Brian Arcos-Flores – Capital One’s Fraud Detection AI

Brian Arcos-Flores

Honors Praxis: Responsible AI 

AI Audit

For my AI Audit, I chose to investigate Capital One’s AI fraud detection software, which utilizes a combination of AI and ML software to detect and report fraud activity if it detects suspicious or inconsistent activity or behavior in a customer bank activity. Typically, the software looks at the frequency of transactions, amount of money spent, location of transactions, and compares them to previous existing data that Capital One servers contain. The use of ML and AI in this process is not new but has been championed by Capital One as a key benefit to their service, as the customer does not need to call for support to report fraud. Citing that victims of fraud often don’t notice that they have been victims of wrongdoing until it is too late, which is where the detection software comes into play. In a matter of a few minutes and data calculations, Capital One’s software automatically investigates situations of fraud and if it determines that customer activity is suspicious and shows signs of fraud, will inform the customer through warning messages from the Capital One Mobile App that it works in conjunction with. The customer is then able to lock up their card and shop while being able to validate real transactions without needing to call Capital One. The auditing of a financial AI is important as it is vulnerable to the exacerbation of inequalities in a significant manner that directly impacts the lives of people. 

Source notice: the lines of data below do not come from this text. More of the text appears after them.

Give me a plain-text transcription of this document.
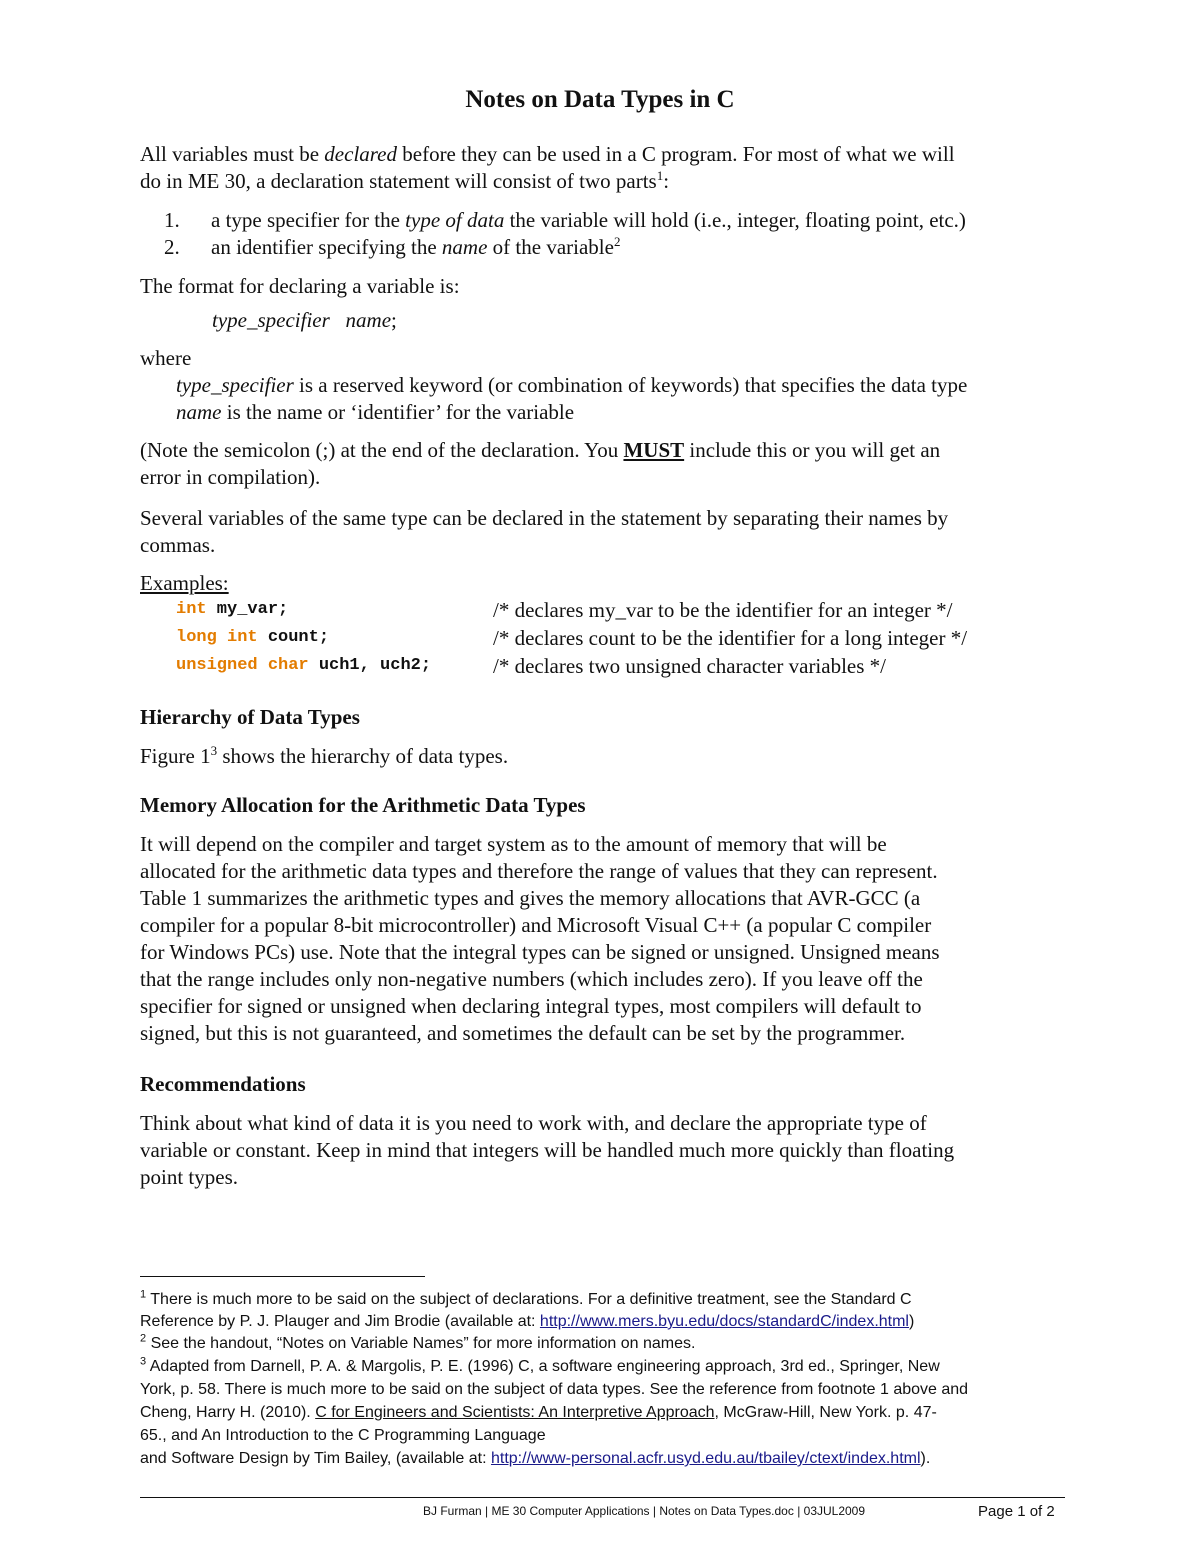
Notes on Data Types in C
All variables must be declared before they can be used in a C program. For most of what we will
do in ME 30, a declaration statement will consist of two parts$^1$:
1. a type specifier for the type of data the variable will hold (i.e., integer, floating point, etc.)
2. an identifier specifying the name of the variable$^2$
The format for declaring a variable is:
type_specifier name;
where
type_specifier is a reserved keyword (or combination of keywords) that specifies the data type
name is the name or ‘identifier’ for the variable
(Note the semicolon (;) at the end of the declaration. You MUST include this or you will get an
error in compilation).
Several variables of the same type can be declared in the statement by separating their names by
commas.
Examples:
int my_var;	/* declares my_var to be the identifier for an integer */
long int count;	/* declares count to be the identifier for a long integer */
unsigned char uch1, uch2;	/* declares two unsigned character variables */
Hierarchy of Data Types
Figure $1^3$ shows the hierarchy of data types.
Memory Allocation for the Arithmetic Data Types
It will depend on the compiler and target system as to the amount of memory that will be
allocated for the arithmetic data types and therefore the range of values that they can represent.
Table 1 summarizes the arithmetic types and gives the memory allocations that AVR-GCC (a
compiler for a popular 8-bit microcontroller) and Microsoft Visual C++ (a popular C compiler
for Windows PCs) use. Note that the integral types can be signed or unsigned. Unsigned means
that the range includes only non-negative numbers (which includes zero). If you leave off the
specifier for signed or unsigned when declaring integral types, most compilers will default to
signed, but this is not guaranteed, and sometimes the default can be set by the programmer.
Recommendations
Think about what kind of data it is you need to work with, and declare the appropriate type of
variable or constant. Keep in mind that integers will be handled much more quickly than floating
point types.
$^1$ There is much more to be said on the subject of declarations. For a definitive treatment, see the Standard C
Reference by P. J. Plauger and Jim Brodie (available at: http://www.mers.byu.edu/docs/standardC/index.html)
$^2$ See the handout, “Notes on Variable Names” for more information on names.
$^3$ Adapted from Darnell, P. A. & Margolis, P. E. (1996) C, a software engineering approach, 3rd ed., Springer, New
York, p. 58. There is much more to be said on the subject of data types. See the reference from footnote 1 above and
Cheng, Harry H. (2010). C for Engineers and Scientists: An Interpretive Approach, McGraw-Hill, New York. p. 47-
65., and An Introduction to the C Programming Language
and Software Design by Tim Bailey, (available at: http://www-personal.acfr.usyd.edu.au/tbailey/ctext/index.html).
BJ Furman | ME 30 Computer Applications | Notes on Data Types.doc | 03JUL2009	Page 1 of 2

Historically, banking institutions have been used as a weapon to restrict and discriminate against minority groups in America. Following the creation of HOLC, restrictive covenants, and the practice of redlining, financial inequality has been a source of conflict and inequality that continues to persist today. Investigating the technological aspect of financial AI and their interactions with minority groups is crucial in understanding to what extent bias and discrimination continues to exist in these avenues in American life. People are more capable of identifying racial discrimination in unjust loan practices, but what happens when secret algorithms and software are utilized in the decision process in the background without a person’s knowledge? There is a clear value in analyzing these systems in order to ensure trust and ethical service between customer and institution, which has already been steeped in mistrust and doubt. My audit of Capital One’s fraud detection software and its overreaching impacts in other facets of economic services is focused on the question of whether Capital One’s AI fraud detection software is biased towards rich or poor customers in particular geographical locations. 

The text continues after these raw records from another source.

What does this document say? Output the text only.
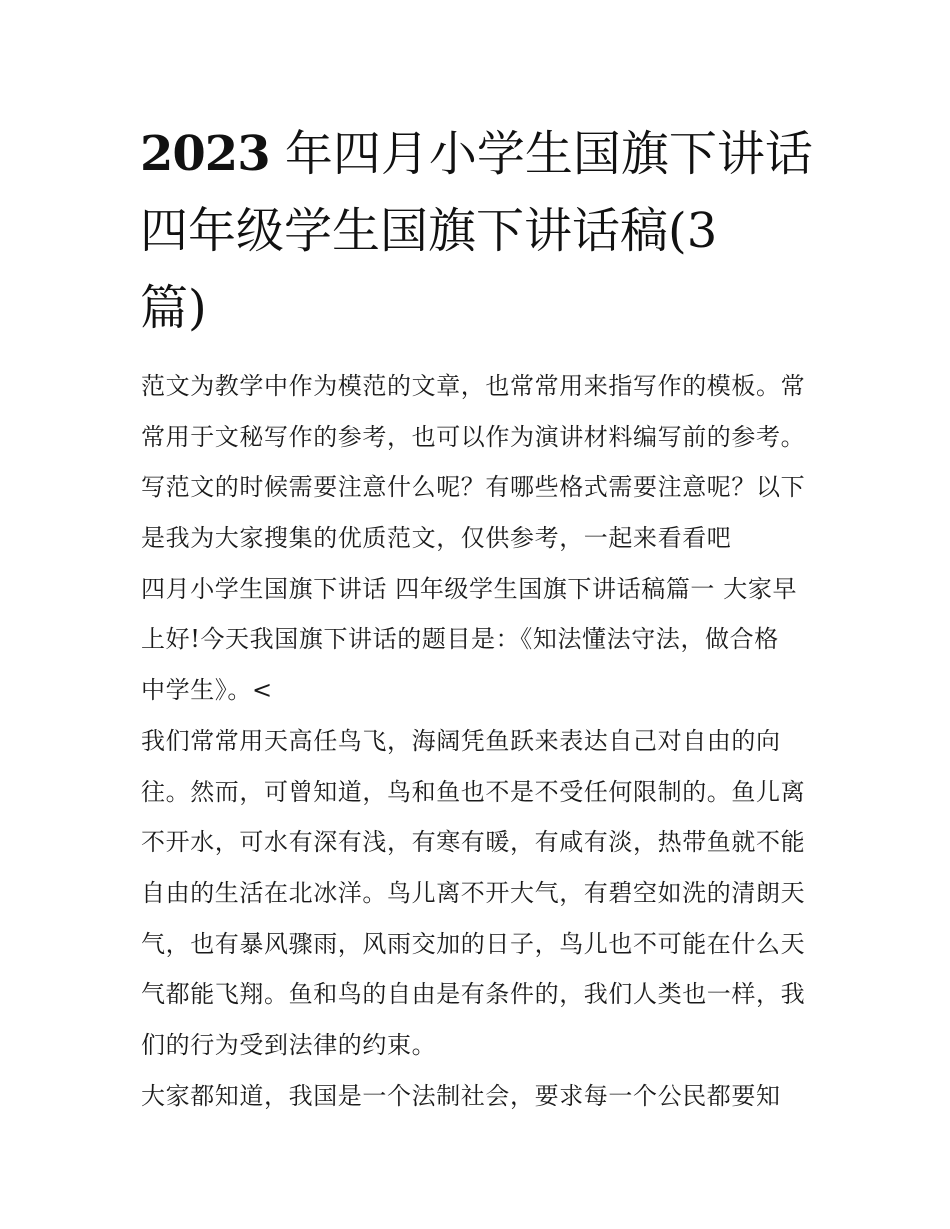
2023 年四月小学生国旗下讲话
四年级学生国旗下讲话稿(3
篇)
范文为教学中作为模范的文章，也常常用来指写作的模板。常
常用于文秘写作的参考，也可以作为演讲材料编写前的参考。
写范文的时候需要注意什么呢？有哪些格式需要注意呢？以下
是我为大家搜集的优质范文，仅供参考，一起来看看吧
四月小学生国旗下讲话 四年级学生国旗下讲话稿篇一 大家早
上好!今天我国旗下讲话的题目是：《知法懂法守法，做合格
中学生》。<
我们常常用天高任鸟飞，海阔凭鱼跃来表达自己对自由的向
往。然而，可曾知道，鸟和鱼也不是不受任何限制的。鱼儿离
不开水，可水有深有浅，有寒有暖，有咸有淡，热带鱼就不能
自由的生活在北冰洋。鸟儿离不开大气，有碧空如洗的清朗天
气，也有暴风骤雨，风雨交加的日子，鸟儿也不可能在什么天
气都能飞翔。鱼和鸟的自由是有条件的，我们人类也一样，我
们的行为受到法律的约束。
大家都知道，我国是一个法制社会，要求每一个公民都要知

Ideally, in my blue-sky audit, to uncover whether Capital One’s fraud detection software is unbiased, we could begin by looking directly at their customer data that the software uses to compare with suspicious activity. According to the fraud detection software, suspicious transactions and activity are compared against what Capital One developers have deemed ‘normal’ behavior of the customer, which is stored in their own servers. In order to figure out whether bias exists in the system, it would be important to learn precisely the calculations that are used to determine what aligns with ‘suspicious’ behavior and if this standard makes sense on a larger scale. It is important to recognize that affluence, prosperity and inequality, and what someone would determine ‘normal behavior’ varies extremely between geographical location. Customers in poorer areas may not have access to what Capital One defines as ‘trusted merchants.’ In my blue-sky audit, I’d like to further explore this aspect of their development process of their software, as learning about the qualities and standards that play into the defining of terms and criteria for ‘normal behavior,’ as language itself isn’t exempt from bias.  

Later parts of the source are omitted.